Take for instance a scene where he is being interrogated at the infamous security hearing and the soundtrack builds up to an explosive roar as the camera slowly pulls back away from Cillian Murphy’s face, and his eyes gazing downward dart upright and the sound stops.  This technique is used throughout the film to highly unnerving effect including a speech given by Oppenheimer where the walls seem to shake behind him and he imagines the crowd of onlookers being vaporized by a nuclear blast.  

The film also makes excellent use of silences, ala Interstellar, where we witness something catastrophic but don’t initially hear it, building perhaps the highest level of tension ever felt in a Nolan project.
Cillian Murphy has been a veteran character actor in Nolan’s films for years starting with Batman Begins before moving on to Dunkirk as a shell-shocked soldier but this is the actor’s first central leading role in perhaps the director’s most ambitious project of his career.  Murphy is tasked with portraying a wide variety of deep-seated anxieties and emotions often without speaking a word, just slowly zooming in on the actor’s forlorn face.  

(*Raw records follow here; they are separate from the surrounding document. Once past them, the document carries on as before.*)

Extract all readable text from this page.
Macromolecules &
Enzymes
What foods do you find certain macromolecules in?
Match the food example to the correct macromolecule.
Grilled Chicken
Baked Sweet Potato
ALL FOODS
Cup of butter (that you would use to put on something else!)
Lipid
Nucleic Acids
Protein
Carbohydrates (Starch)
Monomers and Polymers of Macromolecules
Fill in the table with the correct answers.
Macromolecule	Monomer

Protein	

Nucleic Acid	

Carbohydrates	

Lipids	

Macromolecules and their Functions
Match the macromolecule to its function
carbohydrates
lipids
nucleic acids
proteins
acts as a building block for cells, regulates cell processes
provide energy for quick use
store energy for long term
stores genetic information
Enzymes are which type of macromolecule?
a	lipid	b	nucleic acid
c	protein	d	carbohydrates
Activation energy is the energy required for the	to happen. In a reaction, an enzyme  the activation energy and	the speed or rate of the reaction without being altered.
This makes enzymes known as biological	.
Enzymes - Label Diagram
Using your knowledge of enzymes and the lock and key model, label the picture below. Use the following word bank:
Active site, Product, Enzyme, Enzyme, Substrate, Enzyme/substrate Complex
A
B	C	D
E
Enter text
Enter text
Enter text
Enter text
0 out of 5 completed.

Just as strong if not stronger is Emily Blunt as the exhausted and beleaguered wife Kitty Oppenheimer who knows of her husband’s infidelities but remains a supportive anchor who occasionally has to whip him into shape and get him back on his feet.  Matt Damon as General Leslie Groves makes an excellent ally to Oppenheimer, initially skeptical and strict but eventually adhering to the scientist’s special requests.  Then there’s the supporting cast consisting of Robert Downey Jr., Florence Pugh, Josh Hartnett, Matthew Modine, Casey Affleck, Rami Malek, Kenneth Branagh and even director Benny Safdie, rounding out an ensemble set of gifted players helping to propel this technically as well as morally complicated saga across the silver screen.

Much has been made of Nolan’s ongoing resistance towards using CGI, opting to create the Trinity test and other hallucinatory visual effects scenes practically and seeing the end results in full 70mm projection is among the most photorealistic recreations of a nuclear detonation since David Lynch’s Twin Peaks: The Return which might still be the most terrifying dramatization.  Nolan being one for realism and being secretive about the techniques used to simulate the blast has outdone himself here with an ongoing cacophony of visual effects interspersed with scenes of Oppenheimer and his team theorizing about how to build this bomb in the first place.  Watching Oppenheimer you are hit with pin drop silences and deafening nuclear roars and many of the film’s striking visual effects come at you subliminally as if you’re catching a glimpse of atomic energy itself.

A film that induces a sense of awe and terror in the viewer with the bomb itself and is curiously sympathetic to Oppenheimer’s ongoing ordeal of building the bomb and clearing his name of communist affiliations, Oppenheimer is perhaps the most riveting three-hour nailbiter of its kind since Oliver Stone’s still controversial JFK.  A film that seems to reach out with invisible arms and grab ahold of you, raising your blood pressure and sending your anxieties into the sky, Oppenheimer is a confident, indefatigable new masterpiece from one of the biggest film directors in the world in perhaps his most daring achievement yet.  


With fears of nuclear holocaust still very much alive in the world today, Oppenheimer canonizes that fear officially while trying to get a little closer to the man who unleashed those fears upon the planet than any other picture has come before.  By the end of it, you feel as though you’ve been in the midst of a deadly blast wave yourself.